Over 1,400 image-derived phenotypes (IDPs) were initially chosen to undergo data-driven feature selection for brain age prediction. A measure of accelerated brain aging, the brain age gap (BAG) can be derived by subtracting the chronological age from the estimated brain age. A positive BAG indicates accelerated brain aging. PA was measured over a 7-day period using wrist-worn accelerometers, and time spent on light-intensity PA (LPA), moderate-intensity PA (MPA), vigorous-intensity PA (VPA), and moderate- to vigorous-intensity PA (MVPA) was extracted. The generalized additive model was applied to examine the nonlinear association between PA and BAG after adjusting for potential confounders.

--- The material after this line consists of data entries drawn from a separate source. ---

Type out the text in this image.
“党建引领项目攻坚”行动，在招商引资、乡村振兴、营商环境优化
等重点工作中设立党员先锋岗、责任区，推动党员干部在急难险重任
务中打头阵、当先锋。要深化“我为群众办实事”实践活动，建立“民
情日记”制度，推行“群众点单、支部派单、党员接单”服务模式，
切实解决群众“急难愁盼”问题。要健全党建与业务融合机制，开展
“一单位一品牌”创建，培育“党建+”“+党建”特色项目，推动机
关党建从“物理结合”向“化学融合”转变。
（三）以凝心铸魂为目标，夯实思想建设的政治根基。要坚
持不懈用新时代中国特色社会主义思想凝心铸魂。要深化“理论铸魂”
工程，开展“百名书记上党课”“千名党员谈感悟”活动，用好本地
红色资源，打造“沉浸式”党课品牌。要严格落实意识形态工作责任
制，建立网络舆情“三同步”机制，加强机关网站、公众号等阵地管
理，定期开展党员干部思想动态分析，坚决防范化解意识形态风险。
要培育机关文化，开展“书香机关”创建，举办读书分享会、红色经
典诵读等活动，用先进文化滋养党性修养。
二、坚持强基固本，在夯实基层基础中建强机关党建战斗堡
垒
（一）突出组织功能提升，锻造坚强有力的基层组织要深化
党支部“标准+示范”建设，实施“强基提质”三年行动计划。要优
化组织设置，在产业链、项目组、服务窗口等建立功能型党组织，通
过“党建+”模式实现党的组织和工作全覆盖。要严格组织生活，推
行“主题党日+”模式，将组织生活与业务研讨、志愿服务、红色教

The brain age estimated by LightGBM achieved an appreciable performance (r = 0.81, mean absolute error [MAE] = 3.65), which was further improved by age bias correction (r = 0.90, MAE = 3.03). We found that LPA (F = 2.47), MPA (F = 6.49), VPA (F = 4.92), and MVPA (F = 6.45) exhibited an approximate U-shaped relationship with BAG, demonstrating that both insufficient and excessive PA levels adversely impact brain aging. Improved brain health may be attainable through engaging in moderate amounts of objectively measured PA irrespectively of intensities.